Anche quella che fu la Regione, l’Emilia Romagna, più virtuosa di tutte, continua ad avere i suoi guai giudiziari. E dopo quelli che si sono abbattuti sul consiglio regionale ora tocca anche alla giunta. La Corte dei conti ha infatti condannato il presidente della Regione Vasco Errani e la sua giunta alla restituzione di una somma totale di 150mila euro, erogati ad alcuni dirigenti dell’ente in violazione delle norme. La sentenza, che accoglie in pieno la richiesta della procura, non riguarda l’attuale esecutivo, ma quello della scorsa legislatura in carica tra il 2005 e il 2010.
Errani, che è in carica dal 1999 ininterrottamente, nel 2007 elargì quella somma di “indennità di coordinamento” a diversi funzionari, un compenso secondo i giudici “atipico” e non dovuto. Oltre al governatore, a dover contribuire al pagamento della cifra sono altri 9 assessori della sua ex giunta che firmarono la delibera sotto accusa: Giovanni Bissoni, Duccio Campagnoli (oggi presidente di Fiera Bologna), Anna Maria Dapporto, Luigi Gilli, Guido Pasi, Tiberio Rabboni (unico rimasto da allora), Alberto Ronchi, Lino Zanichelli e l’allora vicepresidente Flavio Delbono, poi diventato sindaco a Bologna e dimessosi a causa dello scandalo Cinziagate. Si salvano dalla mannaia dei giudici Paola Manzini, Marioluigi Bruschini e Alfredo Peri, assessori in carica, ma assenti durante quella seduta. Condannato al pagamento anche l’allora direttore generale, Gaudenzio Garavini.
La “retribuzione di risultato di coordinamento” assegnata a 11 dirigenti apicali della Regione, era un provvedimento assunto, secondo la difesa, nell’ambito di un progetto di miglioramento organizzativo. Al contrario per la procura della Corte dei conti, guidata da Salvatore Pilato, quel compenso erogato agli 11 dipendenti (peraltro nominati direttamente dalla stessa giunta e non più dai direttori dei vari settori), non era dovuto. “Restano imperscrutabili – è stato il parere dell’accusa durante il processo – i criteri in base ai quali la giunta ha illegittimamente fatto queste scelte. Tale modo di operare, in assenza assoluta di trasparenza, oltre a non assicurare l’imparzialità dei comportamenti, è sicuramente inidoneo a tutelare il buon andamento dell’amministrazione”.
E ora, con la condanna, anche secondo i giudici i 79mila euro erogati nel 2007 e i 71mila euro erogati sino al 2009 (quando terminò il progetto) non sarebbero altro che una paga aggiuntiva per una funzione ordinaria, e quindi non dovuta. Tuttavia secondo la difesa (rappresentata dagli avvocati Franco Mastragostino e Roberto Bonatti) il fondo utilizzato era quello destinato alla retribuzione di risultato, e dunque la delibera della giunta Errani non causò alcun danno erariale.

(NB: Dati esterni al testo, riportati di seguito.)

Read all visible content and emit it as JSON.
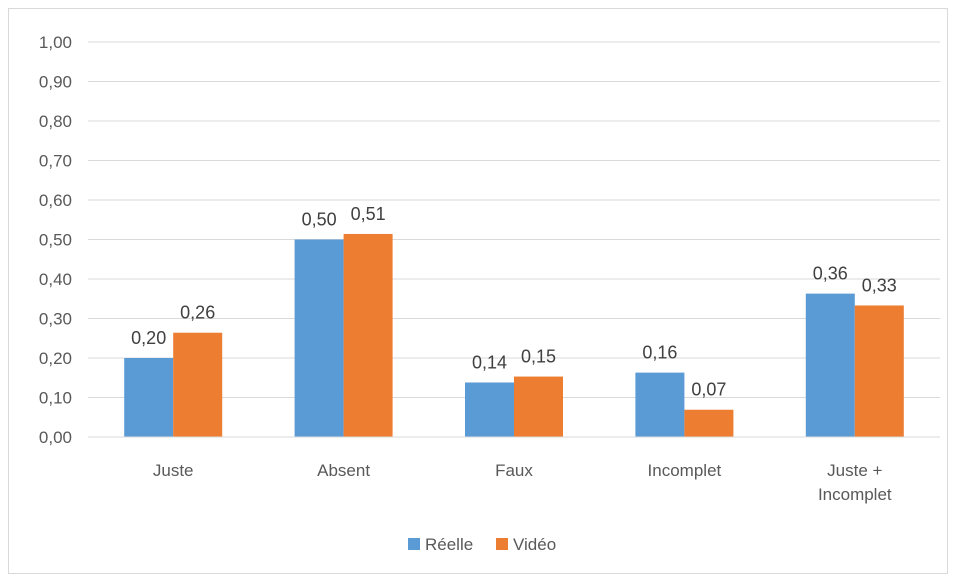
{
  "chart_data": {
    "type": "bar",
    "title": "",
    "xlabel": "",
    "ylabel": "",
    "ylim": [
      0,
      1.0
    ],
    "y_ticks": [
      "0,00",
      "0,10",
      "0,20",
      "0,30",
      "0,40",
      "0,50",
      "0,60",
      "0,70",
      "0,80",
      "0,90",
      "1,00"
    ],
    "grid": true,
    "legend_position": "bottom",
    "categories": [
      [
        "Juste"
      ],
      [
        "Absent"
      ],
      [
        "Faux"
      ],
      [
        "Incomplet"
      ],
      [
        "Juste +",
        "Incomplet"
      ]
    ],
    "series": [
      {
        "name": "Réelle",
        "color": "#5B9BD5",
        "values": [
          0.2,
          0.5,
          0.138,
          0.163,
          0.363
        ],
        "labels": [
          "0,20",
          "0,50",
          "0,14",
          "0,16",
          "0,36"
        ]
      },
      {
        "name": "Vidéo",
        "color": "#ED7D31",
        "values": [
          0.264,
          0.514,
          0.153,
          0.069,
          0.333
        ],
        "labels": [
          "0,26",
          "0,51",
          "0,15",
          "0,07",
          "0,33"
        ]
      }
    ]
  }
}
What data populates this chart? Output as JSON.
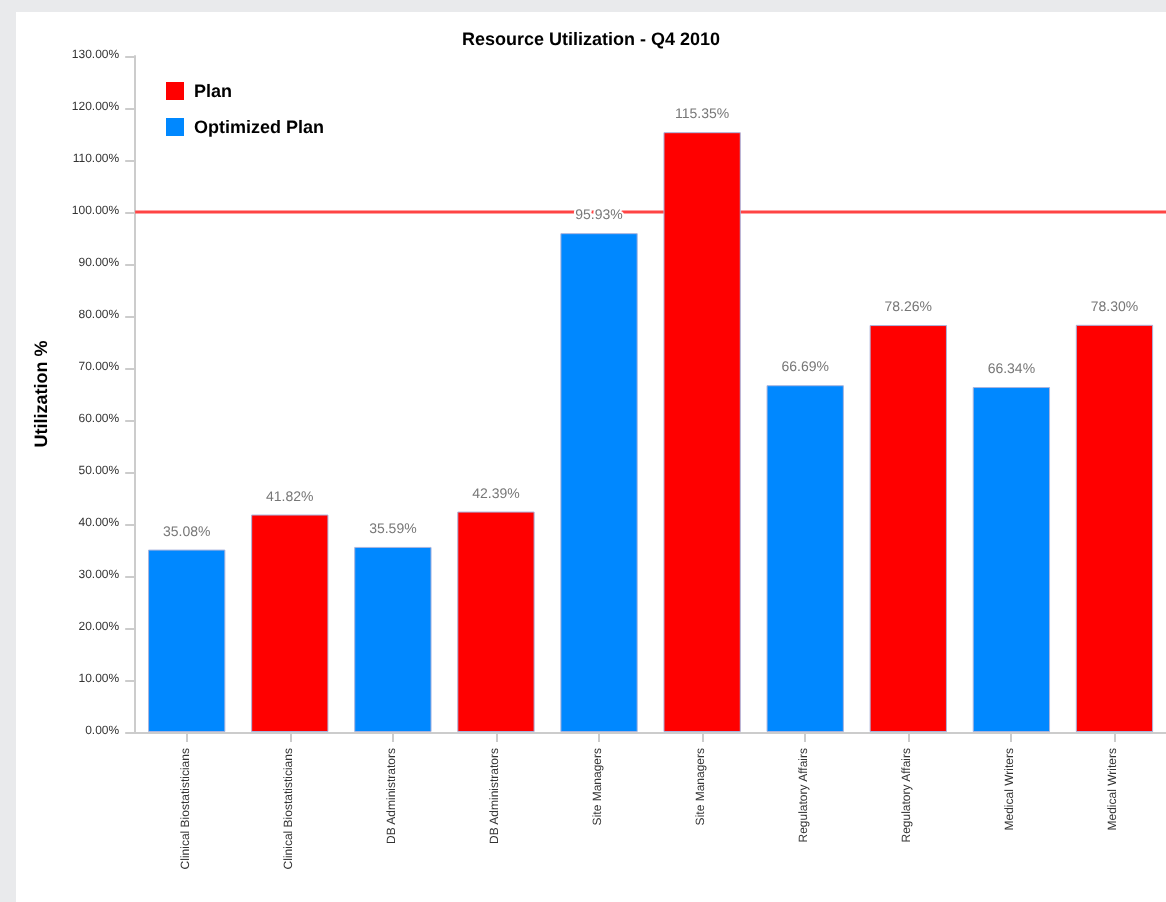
{
  "chart_data": {
    "type": "bar",
    "title": "Resource Utilization - Q4 2010",
    "ylabel": "Utilization %",
    "categories": [
      "Clinical Biostatisticians",
      "Clinical Biostatisticians",
      "DB Administrators",
      "DB Administrators",
      "Site Managers",
      "Site Managers",
      "Regulatory Affairs",
      "Regulatory Affairs",
      "Medical Writers",
      "Medical Writers"
    ],
    "stacked": true,
    "series": [
      {
        "name": "Plan",
        "color": "#ff0000",
        "values": [
          null,
          41.82,
          null,
          42.39,
          null,
          115.35,
          null,
          78.26,
          null,
          78.3
        ],
        "value_labels": [
          null,
          "41.82%",
          null,
          "42.39%",
          null,
          "115.35%",
          null,
          "78.26%",
          null,
          "78.30%"
        ]
      },
      {
        "name": "Optimized Plan",
        "color": "#0088ff",
        "values": [
          35.08,
          null,
          35.59,
          null,
          95.93,
          null,
          66.69,
          null,
          66.34,
          null
        ],
        "value_labels": [
          "35.08%",
          null,
          "35.59%",
          null,
          "95.93%",
          null,
          "66.69%",
          null,
          "66.34%",
          null
        ]
      }
    ],
    "ylim": [
      0,
      130
    ],
    "yticks": [
      {
        "value": 0,
        "label": "0.00%"
      },
      {
        "value": 10,
        "label": "10.00%"
      },
      {
        "value": 20,
        "label": "20.00%"
      },
      {
        "value": 30,
        "label": "30.00%"
      },
      {
        "value": 40,
        "label": "40.00%"
      },
      {
        "value": 50,
        "label": "50.00%"
      },
      {
        "value": 60,
        "label": "60.00%"
      },
      {
        "value": 70,
        "label": "70.00%"
      },
      {
        "value": 80,
        "label": "80.00%"
      },
      {
        "value": 90,
        "label": "90.00%"
      },
      {
        "value": 100,
        "label": "100.00%"
      },
      {
        "value": 110,
        "label": "110.00%"
      },
      {
        "value": 120,
        "label": "120.00%"
      },
      {
        "value": 130,
        "label": "130.00%"
      }
    ],
    "ref_lines": [
      {
        "axis": "y",
        "value": 100,
        "color": "#ff4444"
      }
    ],
    "legend": "top left",
    "grid": false
  }
}
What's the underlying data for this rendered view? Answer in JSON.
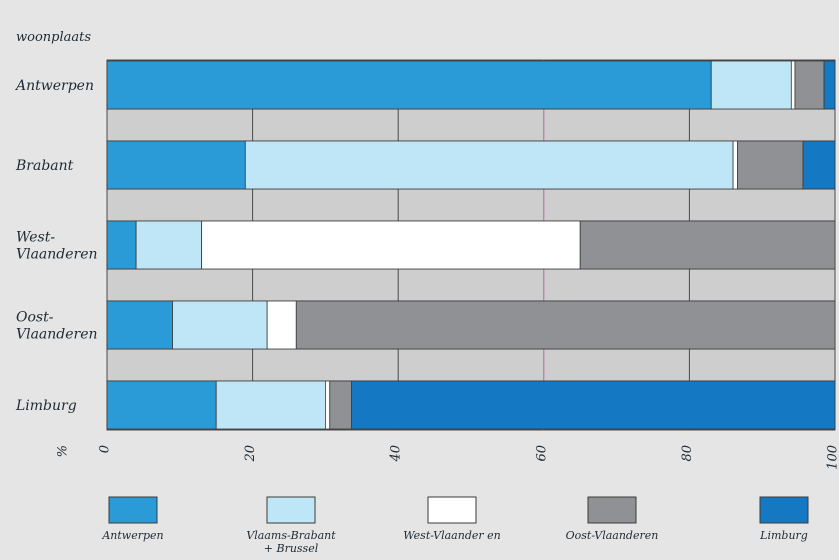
{
  "chart_data": {
    "type": "bar",
    "orientation": "horizontal",
    "stacked": true,
    "ylabel": "woonplaats",
    "xlabel": "%",
    "xlim": [
      0,
      100
    ],
    "xticks": [
      0,
      20,
      40,
      60,
      80,
      100
    ],
    "grid": true,
    "legend_position": "bottom",
    "categories": [
      [
        "Antwerpen"
      ],
      [
        "Brabant"
      ],
      [
        "West-",
        "Vlaanderen"
      ],
      [
        "Oost-",
        "Vlaanderen"
      ],
      [
        "Limburg"
      ]
    ],
    "series": [
      {
        "name": [
          "Antwerpen"
        ],
        "color": "#2a9bd7",
        "values": [
          83,
          19,
          4,
          9,
          15
        ]
      },
      {
        "name": [
          "Vlaams-Brabant",
          "+ Brussel"
        ],
        "color": "#bfe6f6",
        "values": [
          11,
          67,
          9,
          13,
          15
        ]
      },
      {
        "name": [
          "West-Vlaander en"
        ],
        "color": "#ffffff",
        "values": [
          0.5,
          0.6,
          52,
          4,
          0.6
        ]
      },
      {
        "name": [
          "Oost-Vlaanderen"
        ],
        "color": "#8f9194",
        "values": [
          4,
          9,
          35,
          74,
          3
        ]
      },
      {
        "name": [
          "Limburg"
        ],
        "color": "#1578c2",
        "values": [
          1.5,
          4.4,
          0,
          0,
          66.4
        ]
      }
    ]
  }
}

Il governatore Pd dal canto suo ha già annunciato appello contro la condanna: “Siamo convinti della piena legittimità di quella scelta organizzativa – ha commentato Errani – che ci ha consentito di conseguire concreti risultati sul piano del miglioramento dell’attività della Regione e risparmi nei costi”. Poi ha concluso: “Come sempre – ha concluso – ribadisco che le sentenze si rispettano, anche se rimango convinto della correttezza delle nostre scelte, e per questo intendiamo chiedere un nuovo grado di giudizio”.